The massacre raised questions about the toll multiple deployments were taking on American troops. For that reason, many legal experts believed it that it was unlikely that he would receive the death penalty, as Army prosecutors were seeking. The military justice system hasn't executed anyone since 1961.

The defense team, including military lawyers assigned to Bales as well as Browne's co-counsel, Emma Scanlan, eventually determined after having Bales examined by psychiatrists that he would not be able to prove any claim of insanity or diminished capacity at the time of the attack, Browne said.

"His mental state does not rise to the level of a legal insanity defense," Browne said. "But his state of mind will be very important at the trial in September.
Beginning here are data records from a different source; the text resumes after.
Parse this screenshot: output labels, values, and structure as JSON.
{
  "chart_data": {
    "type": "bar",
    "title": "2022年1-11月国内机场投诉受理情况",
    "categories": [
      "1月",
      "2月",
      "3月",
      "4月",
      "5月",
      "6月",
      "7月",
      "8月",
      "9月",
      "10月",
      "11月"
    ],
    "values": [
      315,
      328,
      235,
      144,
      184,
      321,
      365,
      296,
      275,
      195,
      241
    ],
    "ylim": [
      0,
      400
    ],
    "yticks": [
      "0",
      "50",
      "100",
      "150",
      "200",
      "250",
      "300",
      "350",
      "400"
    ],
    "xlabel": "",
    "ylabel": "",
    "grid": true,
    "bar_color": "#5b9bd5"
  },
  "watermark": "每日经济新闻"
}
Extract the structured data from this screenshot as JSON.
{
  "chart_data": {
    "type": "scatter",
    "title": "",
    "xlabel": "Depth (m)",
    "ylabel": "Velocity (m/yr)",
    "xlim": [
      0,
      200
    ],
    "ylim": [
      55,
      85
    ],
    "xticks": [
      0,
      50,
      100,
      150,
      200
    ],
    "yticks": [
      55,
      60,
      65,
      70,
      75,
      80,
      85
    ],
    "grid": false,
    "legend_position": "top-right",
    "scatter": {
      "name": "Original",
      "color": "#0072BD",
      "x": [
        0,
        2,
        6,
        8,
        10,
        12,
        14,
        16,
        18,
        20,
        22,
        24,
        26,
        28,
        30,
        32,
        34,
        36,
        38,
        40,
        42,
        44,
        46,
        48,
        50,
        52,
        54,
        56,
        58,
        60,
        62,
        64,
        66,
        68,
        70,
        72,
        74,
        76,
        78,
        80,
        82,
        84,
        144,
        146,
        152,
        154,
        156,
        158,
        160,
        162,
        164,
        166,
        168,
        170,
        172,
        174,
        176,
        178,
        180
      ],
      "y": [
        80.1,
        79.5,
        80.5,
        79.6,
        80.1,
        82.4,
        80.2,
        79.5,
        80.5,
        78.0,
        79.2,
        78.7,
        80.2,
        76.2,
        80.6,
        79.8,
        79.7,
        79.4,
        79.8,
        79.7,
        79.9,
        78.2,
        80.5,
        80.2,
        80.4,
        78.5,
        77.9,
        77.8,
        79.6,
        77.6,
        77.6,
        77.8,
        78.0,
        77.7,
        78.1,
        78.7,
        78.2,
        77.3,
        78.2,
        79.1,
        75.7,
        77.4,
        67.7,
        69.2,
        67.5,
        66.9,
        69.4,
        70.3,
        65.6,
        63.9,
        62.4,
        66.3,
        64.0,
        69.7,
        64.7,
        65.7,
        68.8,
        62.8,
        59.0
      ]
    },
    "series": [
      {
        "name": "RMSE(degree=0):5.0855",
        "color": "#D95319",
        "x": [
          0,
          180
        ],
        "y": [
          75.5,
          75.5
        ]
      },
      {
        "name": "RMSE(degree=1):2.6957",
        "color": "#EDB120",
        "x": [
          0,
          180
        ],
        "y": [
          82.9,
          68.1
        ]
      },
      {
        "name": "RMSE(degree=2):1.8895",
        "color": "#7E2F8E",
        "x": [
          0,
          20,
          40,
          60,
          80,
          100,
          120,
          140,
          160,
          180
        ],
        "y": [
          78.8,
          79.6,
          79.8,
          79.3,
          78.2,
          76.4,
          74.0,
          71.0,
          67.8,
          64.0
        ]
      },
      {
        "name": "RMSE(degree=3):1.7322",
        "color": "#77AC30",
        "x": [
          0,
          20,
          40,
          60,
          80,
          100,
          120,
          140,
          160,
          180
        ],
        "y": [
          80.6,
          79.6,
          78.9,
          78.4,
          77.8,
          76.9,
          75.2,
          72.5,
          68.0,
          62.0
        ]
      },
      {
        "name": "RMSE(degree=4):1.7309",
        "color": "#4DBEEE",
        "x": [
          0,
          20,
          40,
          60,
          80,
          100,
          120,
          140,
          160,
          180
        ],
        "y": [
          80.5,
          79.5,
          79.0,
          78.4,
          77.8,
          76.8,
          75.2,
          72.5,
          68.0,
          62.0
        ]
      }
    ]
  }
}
We'll talk about his mental capacities or lack thereof, and other factors that were important to his state of mind."

Browne acknowledged the plea deal could inflame tensions in Afghanistan and said he was disappointed the case has not done more to focus public opinion on the war.

"It's a very delicate situation. I am concerned there could be a backlash," he said. "My personal goal is to save Bob from the death penalty. Getting the public to pay more attention to the war is secondary to what I have to do."

FM

Clearly the man is sick, I don't see what a death penalty would accomplish. After all the most brutal murderers in the US are given life sentences instead of the death penalty. Charles Manson is still alive today.

 

I just wished you would feel the same empathy for your fellow Guyanese as how you are so concerned about Arabs who would spit on you because you are Indian descent. 

FM
Originally Posted by BGurd_See:

Clearly the man is sick, I don't see what a death penalty would accomplish. After all the most brutal murderers in the US are given life sentences instead of the death penalty. Charles Manson is still alive today.

 

I just wished you would feel the same empathy for your fellow Guyanese as how you are so concerned about Arabs who would spit on you because you are Indian descent. 

Premeditated........first degree........execution.